“Italy needs the commitment of everyone. It needs responsibility and participation. We express our closeness and solidarity with those who suffer and seek answers to so many daily problems. We appeal to voters, to young people, to those who have lost confidence in the institutions and to the very representatives who will be elected to Parliament.” The statement is contained in an appeal to the women and men of Italy, signed by the Permanent Council of the Italian Bishops’ Conference, gathered in Matera (Italy) September 20-22.
“The war, the pandemic, the environmental and business crisis, widespread price increases, rising utility bills” are all issues that “sadden us and worry us deeply.” “We shall never become accustomed to seeing human life being trampled underfoot.” In the light of the above, the bishops urge to “dare to hope”, which “is not mere optimism” but “Christian realism.”

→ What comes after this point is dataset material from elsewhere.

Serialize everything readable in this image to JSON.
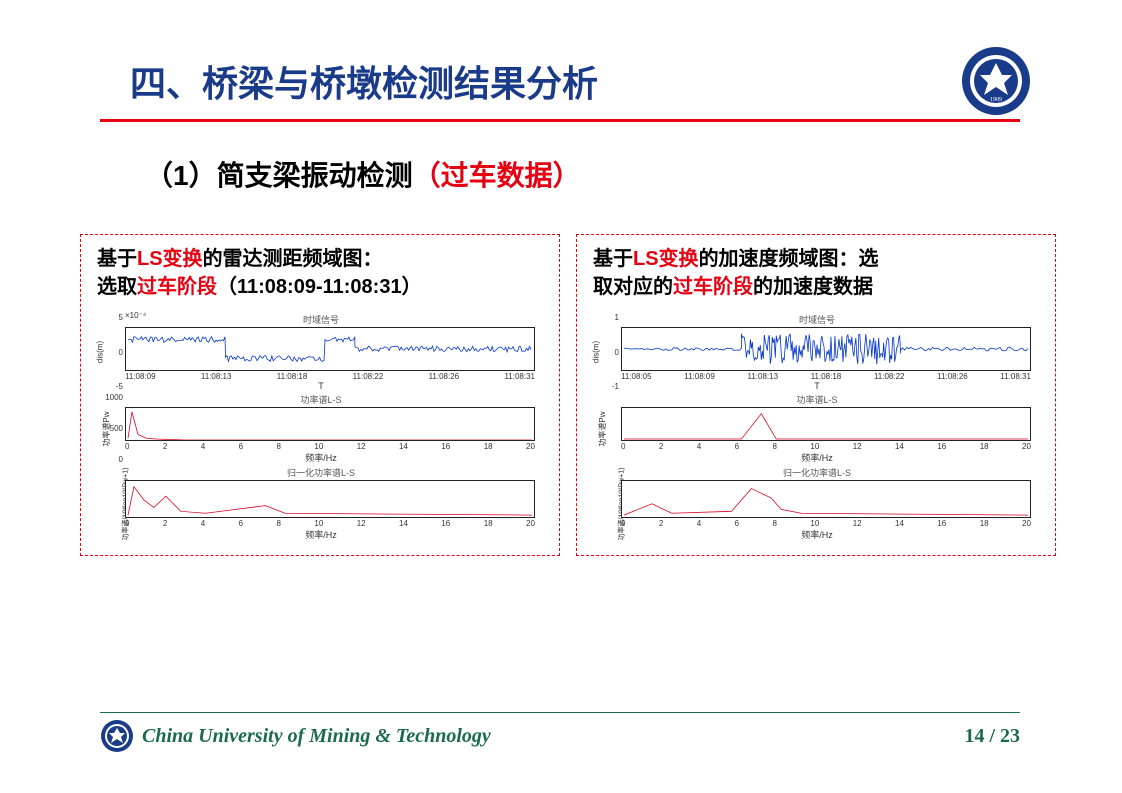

The bishops remind all eligible voters, that “voting is a right and a duty that must be marked by awareness”, exercising “discernment among the various political proposals with a view to the common good, without prejudice to individual interests and focused on the construction of a more just society, a society that makes a new start with the ‘last’, a welcoming society that can be enjoyed by all.” For the Italian episcopate, “there is a widespread need for communities, which must be built and rebuilt locally in Italy and Europe, with an outward-looking gaze to the world, leaving no one behind.”
The bishops remind young people : “With your vote you are sending a strong message to the whole of Italy to participate in the construction of the common good, respectful of the human person, of all persons at every stage of life. That is the only true criterion that should guide you in your choices.” Moreover, “your commitment for the care of Creation is an example for all.

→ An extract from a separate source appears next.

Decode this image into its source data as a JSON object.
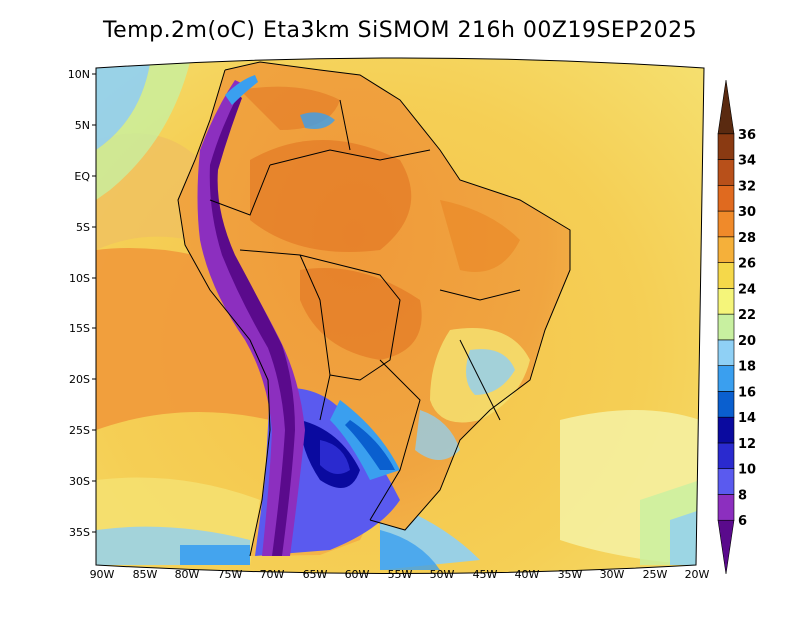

The fact that young people side with those wishing to face and solve the problems that lie ahead is a hopeful sign.
At the same time, it is a commitment for us adults not to betray your dreams.”
The bishops remind those who feel discouraged that “everyone’s contribution is precious” and invite them to “set aside divisions and focus on the good of the country”, not allowing “disappointment to prevail”, because “democratic participation means love for our country. We encourage those who are facing serious problems and feel marginalised in society not to be disheartened and make their indispensable contribution.”
In a central passage, the bishops address prospective elected representatives, to whom they ask “to never forget the lofty responsibility they have been entrusted with. They are there to serve everyone, especially those who are most vulnerable and those who have no opportunity to make their voices heard.” The bishops highlight a long list of challenges facing the country: “poverty is constantly and worryingly on the rise, demographic winter, protecting the elderly, local disparities, the ecological transition and the energy crisis, jobs protection, especially for young people, reception, protection, promotion and integration of migrants, cutting bureaucratic delays, reforms of the democratic expression of the State and election law”.
“This is the time for brave and organic choices,” the bishops conclude: “Not opportunisms, but visions. We encourage you to exercise political responsibility as ‘the highest form of charity”, the bishops write in their message.
Finally, the episcopate asks to restart “from the living spaces” where “we recovered a sense of proximity during the pandemic.” The Synodal Path that the Churches in Italy are pursuing can indeed be “an opportunity to advance co-responsibility processes.” The bishops thus invite to rediscover and re-propose “the principles of Church social doctrine: human dignity, the common good, solidarity and subsidiarity.” “Let us love our country. The Church will continue reminding everyone of this and will highlight the importance of the common good versus self-interest, the defence of the inviolable rights of the person and the community, with severity if necessary,” the appeal concludes.